Apolipoprotein (a)/Lipoprotein(a)-Induced Oxidative-Inflammatory a7-nAChR/p38 MAPK/IL-6/RhoA-GTP Signaling Axis and M1 Macrophage Polarization Modulate Inflammation-Associated Development of Coronary Artery Spasm

Objective. Apolipoprotein (a)/lipoprotein(a) (Lp(a)), a major carrier of oxidized phospholipids, and alpha 7-nicotinic acetylcholine receptor (alpha 7-nAChR) may play an important role in the development of coronary artery spasm (CAS). In CAS, the association between Lp(a) and the alpha 7-nAChR-modulated inflammatory macrophage polarization and activation and smooth muscle cell dysfunction remains unknown. Methods. We investigated the relevance of Lp(a)/alpha 7-nAChR signaling in patient monocyte-derived macrophages and human coronary artery smooth muscle cells (HCASMCs) using expression profile correlation analyses, fluorescence-assisted cell sorting flow cytometry, immunoblotting, quantitative real-time polymerase chain reaction, and clinicopathological analyses. Results. There are increased serum Lp(a) levels (3.98-fold, p=0.011) and macrophage population (3.30-fold, p=0.013) in patients with CAS compared with patients without CAS. Serum Lp(a) level was positively correlated with high-sensitivity C-reactive protein (r(2)=0.48, p < 0.01), IL-6 (r2=0.38, p=0.03), and alpha 7-nAChR (r2=0.45, p < 0.01) in patients with CAS, but not in patients without CAS. Compared with untreated or low-density lipoprotein- (LDL-) treated macrophages, Lp(a)-treated macrophages exhibited markedly enhanced alpha 7-nAChR mRNA expression (p < 0.01) and activity (p < 0.01), in vitro and ex vivo. Lp(a) but not LDL preferentially induced CD80+ macrophage (M1) polarization and reduced the inducible nitric oxide synthase expression and the subsequent NO production. While shRNA-mediated loss of alpha 7-nAChR function reduced the Lp(a)-induced CD80+ macrophage pool, both shRNA and anti-IL-6 receptor tocilizumab suppressed Lp(a)-upregulated alpha 7-nAChR, p-p38 MAPK, IL-6, and RhoA-GTP protein expression levels in cultures of patient monocyte-derived macrophages and HCASMCs.
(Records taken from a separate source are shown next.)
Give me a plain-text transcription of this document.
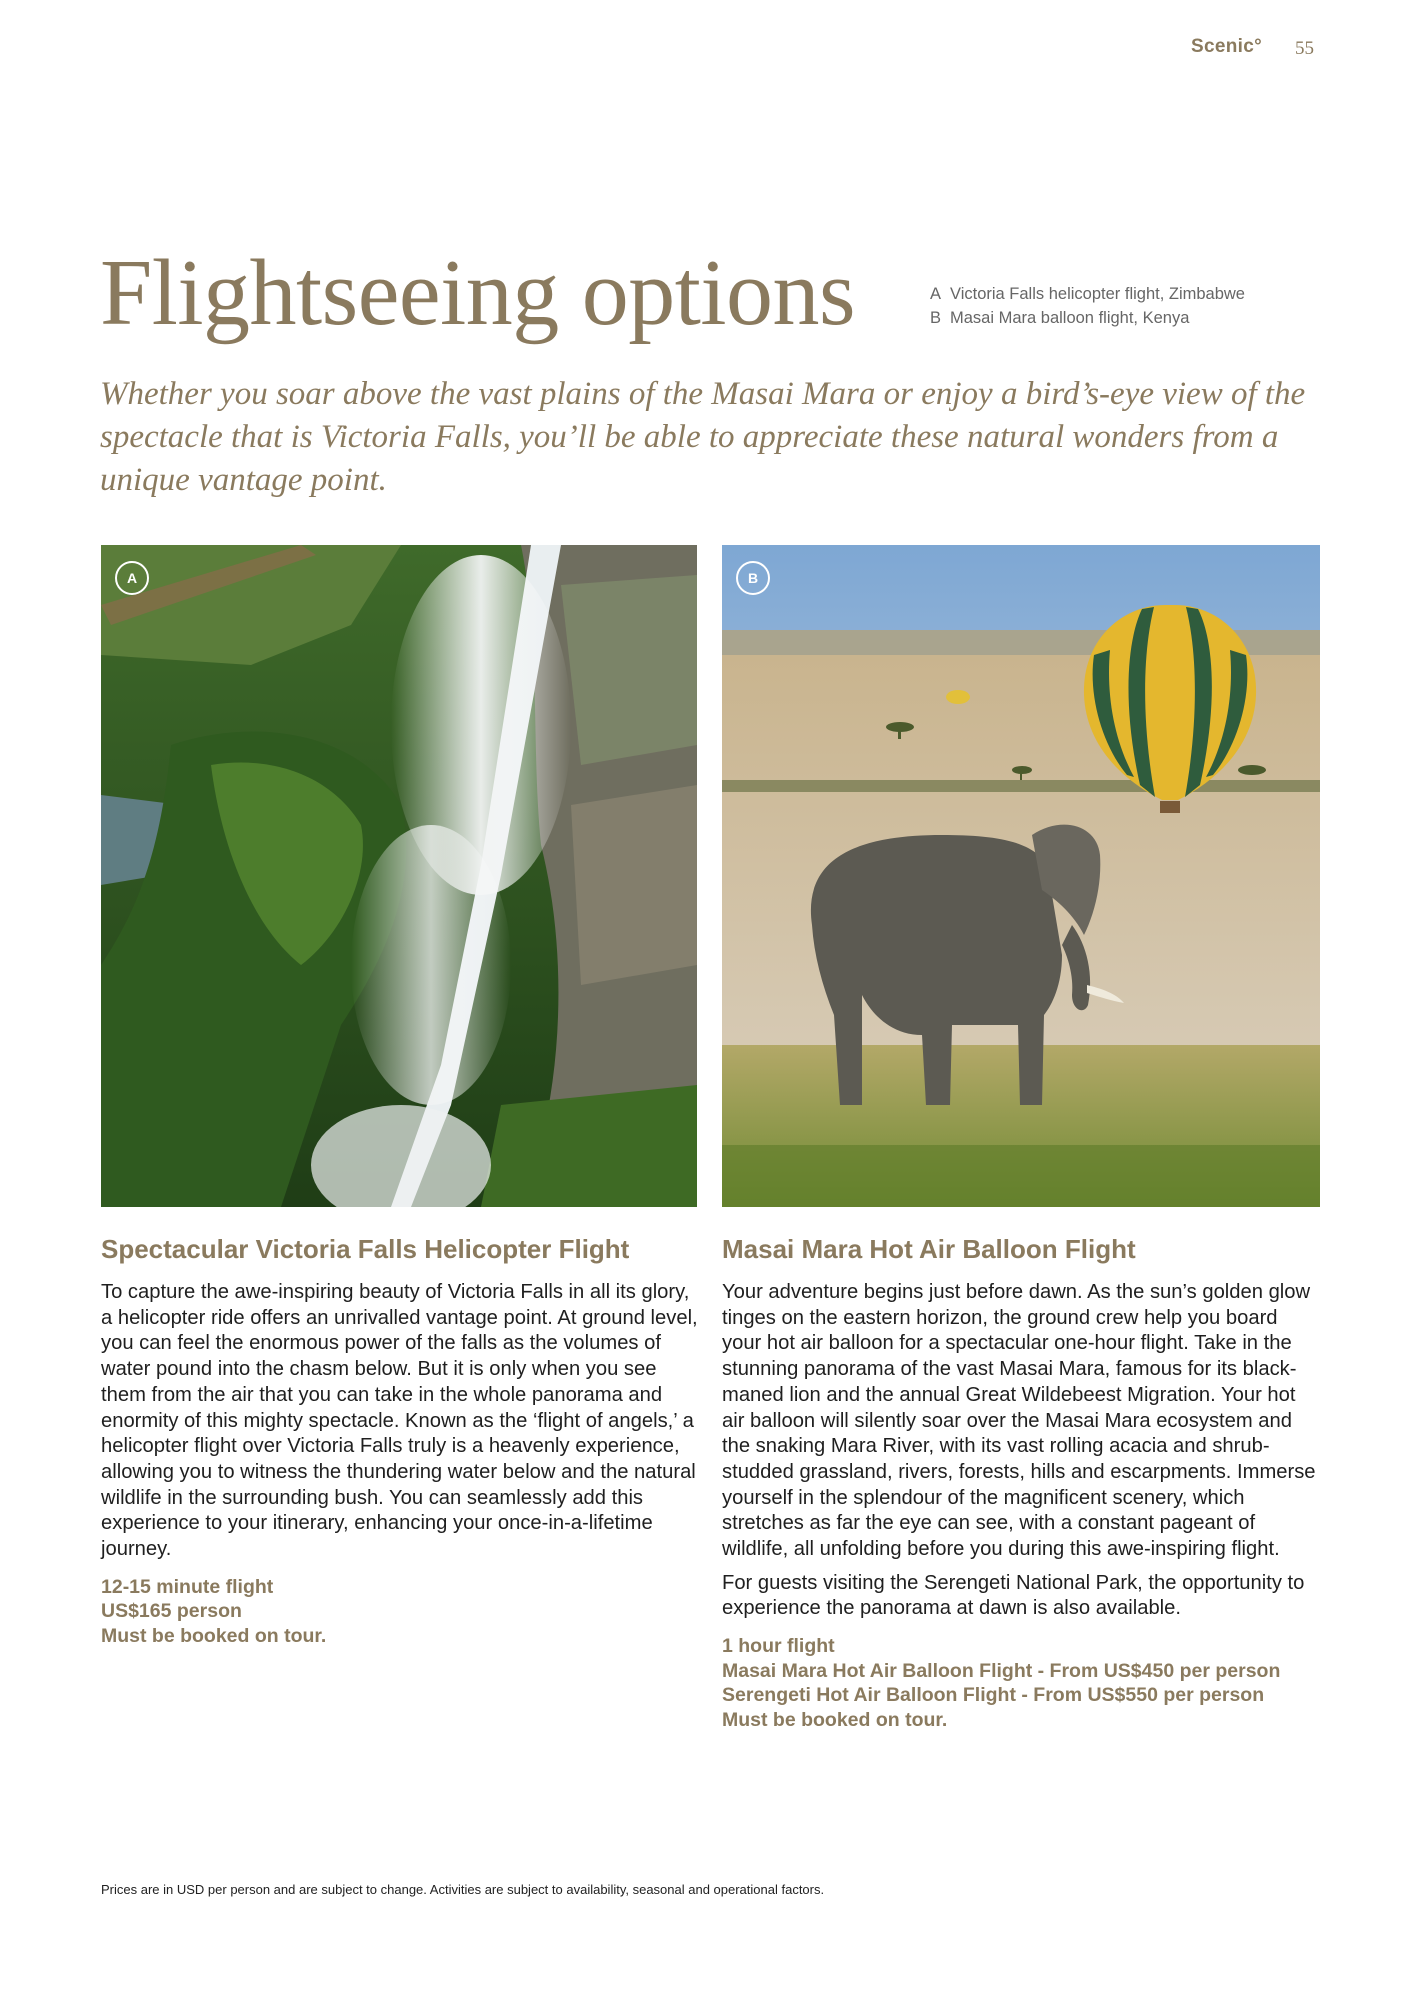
Scenic° 55
Flightseeing options	A Victoria Falls helicopter flight, Zimbabwe
B Masai Mara balloon flight, Kenya

Whether you soar above the vast plains of the Masai Mara or enjoy a bird’s-eye view of the spectacle that is Victoria Falls, you’ll be able to appreciate these natural wonders from a unique vantage point.

A	B
Spectacular Victoria Falls Helicopter Flight

To capture the awe-inspiring beauty of Victoria Falls in all its glory, a helicopter ride offers an unrivalled vantage point. At ground level, you can feel the enormous power of the falls as the volumes of water pound into the chasm below. But it is only when you see them from the air that you can take in the whole panorama and enormity of this mighty spectacle. Known as the ‘flight of angels,’ a helicopter flight over Victoria Falls truly is a heavenly experience, allowing you to witness the thundering water below and the natural wildlife in the surrounding bush. You can seamlessly add this experience to your itinerary, enhancing your once-in-a-lifetime journey.

12-15 minute flight
US$165 person
Must be booked on tour.
Masai Mara Hot Air Balloon Flight

Your adventure begins just before dawn. As the sun’s golden glow tinges on the eastern horizon, the ground crew help you board your hot air balloon for a spectacular one-hour flight. Take in the stunning panorama of the vast Masai Mara, famous for its black-maned lion and the annual Great Wildebeest Migration. Your hot air balloon will silently soar over the Masai Mara ecosystem and the snaking Mara River, with its vast rolling acacia and shrub-studded grassland, rivers, forests, hills and escarpments. Immerse yourself in the splendour of the magnificent scenery, which stretches as far the eye can see, with a constant pageant of wildlife, all unfolding before you during this awe-inspiring flight.

For guests visiting the Serengeti National Park, the opportunity to experience the panorama at dawn is also available.

1 hour flight
Masai Mara Hot Air Balloon Flight - From US$450 per person
Serengeti Hot Air Balloon Flight - From US$550 per person
Must be booked on tour.
Prices are in USD per person and are subject to change. Activities are subject to availability, seasonal and operational factors.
Conclusions. Elevated Lp(a) levels upregulate alpha 7-nAChR/IL-6/p38 MAPK signaling in macrophages of CAS patients and HCASMC, suggesting that Lp(a)-triggered inflammation mediates CAS through alpha 7-nAChR/p38 MAPK/IL-6/RhoA-GTP signaling induction, macrophage M1 polarization, and HCASMC activation.